Over the past eight months, I have been working extensively with looped transformer models for ARC-AGI. The goal, broadly, is to bridge the gap between machine and human-level reasoning: to build systems that can generalize the way we do. Spending this much time thinking about that gap will inevitably make you start asking what the gap actually is. How is human reasoning and expression fundamentally different from machines?
That question led me to Neil Lawrence's Living Together: Mind and Machine Intelligence, and I think his framing is one of the most clarifying I've come across.
The embodiment gap
Lawrence has a useful framing: instead of asking how intelligent machines are, ask about their embodiment factor: the ratio between how much they can compute and how much they can communicate.
For humans, this ratio is enormous. We process something on the order of an exaflop internally, but can only communicate at around 100 bits per second.† We are bottlenecked. Everything we think stays mostly inside us; what we share is a tiny, carefully compressed signal. Lawrence argues this constraint is actually foundational to how human intelligence works. We evolved to infer, to read intent, to predict what others will do, precisely because we can't just broadcast our full internal state to one another.
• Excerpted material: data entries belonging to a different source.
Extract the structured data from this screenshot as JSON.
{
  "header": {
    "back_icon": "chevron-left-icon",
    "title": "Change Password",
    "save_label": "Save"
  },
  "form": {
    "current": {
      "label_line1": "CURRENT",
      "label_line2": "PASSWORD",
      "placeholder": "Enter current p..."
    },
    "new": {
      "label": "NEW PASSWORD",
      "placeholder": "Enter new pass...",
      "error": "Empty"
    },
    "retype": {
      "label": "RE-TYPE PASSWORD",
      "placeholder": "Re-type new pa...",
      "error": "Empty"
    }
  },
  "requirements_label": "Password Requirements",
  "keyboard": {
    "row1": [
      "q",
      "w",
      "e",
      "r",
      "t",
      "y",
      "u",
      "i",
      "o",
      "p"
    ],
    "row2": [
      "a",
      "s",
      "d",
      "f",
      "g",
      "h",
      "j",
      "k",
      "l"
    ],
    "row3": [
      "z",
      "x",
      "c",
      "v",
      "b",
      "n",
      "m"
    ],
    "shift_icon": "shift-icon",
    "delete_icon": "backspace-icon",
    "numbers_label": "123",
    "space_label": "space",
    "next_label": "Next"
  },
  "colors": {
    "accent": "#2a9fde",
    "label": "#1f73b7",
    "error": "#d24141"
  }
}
Machines have the opposite problem. A large model can push gigabits of data per second, but its compute relative to that bandwidth is comparatively small. It doesn't have an interior that dwarfs its exterior. In some sense, it has no inside.
The more unsettling point Lawrence makes: the real risk isn't a conscious machine that decides to harm us. It's a non-conscious system, one with no moral reasoning, no sense of stakes, operating at scale, quietly shaping behavior and preferences without anyone deliberating about whether it should. The danger isn't the machine that thinks. It's the one that doesn't.